As it turns out, Wendy had been referred to Rose Oncologist Dr. Alan Feiner by chance, shortly after awakening from the anesthesia administered before her colonoscopy. The results of the procedure suggested Wendy may have cancer, and when Dr. Feiner was given her case, she decided to stick with him. Wendy doesn’t regret her decision.
“He would take care of me,” says Wendy, explaining that she knew she would be in good hands. Wendy was diagnosed with metastatic colon cancer following a preventative screening. Within a few days of the colonoscopy she had undergone more testing and begun discussing treatment plans with Dr. Feiner. Acting quickly, they started treatment right away.
“I would probably think I was more prepared,” says Wendy. Her career has made her somewhat familiar with the process. She is currently on her third variation of chemotherapy and “thankfully, feeling very well through it all.” Her first treatment of chemotherapy lasted six months.After her platelets seemed to disappear, she was monitored until things were back to normal. She then began a treatment administered in the form of a pill, but switched gears when it was found that tumor activity was still increasing.
Wendy admits that taking pills was the easiest form of treatment she has experienced, but that didn’t stop her from switching to something that could be more effective. Her current form of chemotherapy is by infusion every two weeks. This gives Wendy time to keep busy with the things that matter most.
“I think work is a great distraction,” she says. It is clear to see, when conversing with Wendy, that she is very grateful to have a job to go to and a career to focus on.
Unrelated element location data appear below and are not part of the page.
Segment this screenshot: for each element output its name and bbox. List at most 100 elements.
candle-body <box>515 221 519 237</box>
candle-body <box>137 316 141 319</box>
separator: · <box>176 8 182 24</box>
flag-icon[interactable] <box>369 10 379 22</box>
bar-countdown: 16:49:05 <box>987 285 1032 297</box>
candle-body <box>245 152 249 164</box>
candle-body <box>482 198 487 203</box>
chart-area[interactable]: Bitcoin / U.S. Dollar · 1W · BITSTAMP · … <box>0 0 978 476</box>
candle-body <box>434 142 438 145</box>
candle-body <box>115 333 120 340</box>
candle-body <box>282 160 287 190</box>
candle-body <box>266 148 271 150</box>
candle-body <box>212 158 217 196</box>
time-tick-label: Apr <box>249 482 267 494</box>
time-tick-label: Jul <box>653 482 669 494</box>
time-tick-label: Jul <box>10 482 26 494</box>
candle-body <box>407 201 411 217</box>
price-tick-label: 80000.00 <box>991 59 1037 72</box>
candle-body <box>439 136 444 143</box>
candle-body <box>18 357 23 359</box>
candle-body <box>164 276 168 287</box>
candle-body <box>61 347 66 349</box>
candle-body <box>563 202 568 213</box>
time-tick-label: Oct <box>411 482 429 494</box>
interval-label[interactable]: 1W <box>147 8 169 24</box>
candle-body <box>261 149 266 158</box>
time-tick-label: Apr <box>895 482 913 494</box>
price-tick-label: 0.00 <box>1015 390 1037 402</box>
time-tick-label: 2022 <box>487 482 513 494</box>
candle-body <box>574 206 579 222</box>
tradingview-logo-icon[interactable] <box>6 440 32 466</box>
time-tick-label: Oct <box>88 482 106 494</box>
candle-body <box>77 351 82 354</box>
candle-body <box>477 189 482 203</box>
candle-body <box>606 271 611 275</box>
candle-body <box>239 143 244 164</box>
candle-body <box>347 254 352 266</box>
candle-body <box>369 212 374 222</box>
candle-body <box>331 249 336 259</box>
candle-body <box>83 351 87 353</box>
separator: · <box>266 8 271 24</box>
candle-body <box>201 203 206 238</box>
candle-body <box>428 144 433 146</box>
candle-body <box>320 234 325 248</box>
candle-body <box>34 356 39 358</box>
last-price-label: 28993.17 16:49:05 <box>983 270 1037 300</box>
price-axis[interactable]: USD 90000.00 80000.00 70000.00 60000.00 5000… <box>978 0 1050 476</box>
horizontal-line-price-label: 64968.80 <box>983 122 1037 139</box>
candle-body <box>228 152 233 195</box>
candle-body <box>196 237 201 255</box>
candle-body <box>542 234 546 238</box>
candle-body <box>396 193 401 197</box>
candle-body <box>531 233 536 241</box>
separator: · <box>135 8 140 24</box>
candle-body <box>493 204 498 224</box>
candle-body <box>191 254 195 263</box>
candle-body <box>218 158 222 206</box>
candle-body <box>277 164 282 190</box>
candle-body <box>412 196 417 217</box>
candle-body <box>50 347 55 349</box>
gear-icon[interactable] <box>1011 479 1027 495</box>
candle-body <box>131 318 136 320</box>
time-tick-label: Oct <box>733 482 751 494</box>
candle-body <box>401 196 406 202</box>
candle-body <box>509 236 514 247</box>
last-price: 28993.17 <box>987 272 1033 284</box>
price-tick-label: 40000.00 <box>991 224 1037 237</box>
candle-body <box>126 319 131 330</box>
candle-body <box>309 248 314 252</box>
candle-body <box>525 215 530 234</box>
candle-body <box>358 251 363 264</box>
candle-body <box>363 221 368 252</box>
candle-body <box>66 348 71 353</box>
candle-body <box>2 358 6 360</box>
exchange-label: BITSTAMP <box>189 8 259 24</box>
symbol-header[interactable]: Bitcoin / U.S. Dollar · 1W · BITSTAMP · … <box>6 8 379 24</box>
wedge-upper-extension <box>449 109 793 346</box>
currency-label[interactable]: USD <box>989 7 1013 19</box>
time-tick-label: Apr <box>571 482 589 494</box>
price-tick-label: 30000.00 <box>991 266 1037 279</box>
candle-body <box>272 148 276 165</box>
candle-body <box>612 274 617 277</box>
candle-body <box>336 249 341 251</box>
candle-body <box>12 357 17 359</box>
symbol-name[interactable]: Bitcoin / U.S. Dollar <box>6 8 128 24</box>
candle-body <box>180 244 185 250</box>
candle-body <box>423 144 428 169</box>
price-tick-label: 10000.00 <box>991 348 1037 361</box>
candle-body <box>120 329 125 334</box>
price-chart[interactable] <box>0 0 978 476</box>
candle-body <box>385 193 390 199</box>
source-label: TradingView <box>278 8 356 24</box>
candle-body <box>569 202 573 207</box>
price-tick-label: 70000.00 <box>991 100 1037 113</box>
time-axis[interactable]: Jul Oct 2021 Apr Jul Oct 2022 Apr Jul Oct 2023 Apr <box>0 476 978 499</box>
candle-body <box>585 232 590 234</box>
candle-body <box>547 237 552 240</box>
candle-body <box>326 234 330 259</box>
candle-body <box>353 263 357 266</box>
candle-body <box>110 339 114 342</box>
“He has come to every appointment with me,” she says of her husband—both her and her husband’s employers have been very understanding throughout it all. When asked about her coping methods, Wendy doesn’t hesitate to mention those close to her heart. “My faith, my close circle of friends at my church… when I know folks are praying for me, that’s a big source of comfort,” she says.
“Each person has their own way to approach it,” she says. “Being out and about and in the world [helps]…” Wendy loves Colorado. Gardening in the summer, skiing in the winter, volunteering for the Boy Scouts—it’s the little things that she seems to enjoy the most.
Even a nice compliment can go a long way. “It just makes you feel better,” she says, thinking of friends and family who have told her how good she looks or how well she is doing. These kinds of positive remarks can make all the difference, she says. It’s easy to see they’ve impacted Wendy, who has continued her ever-optimistic outlook, even when dealing with a difficult cancer diagnosis.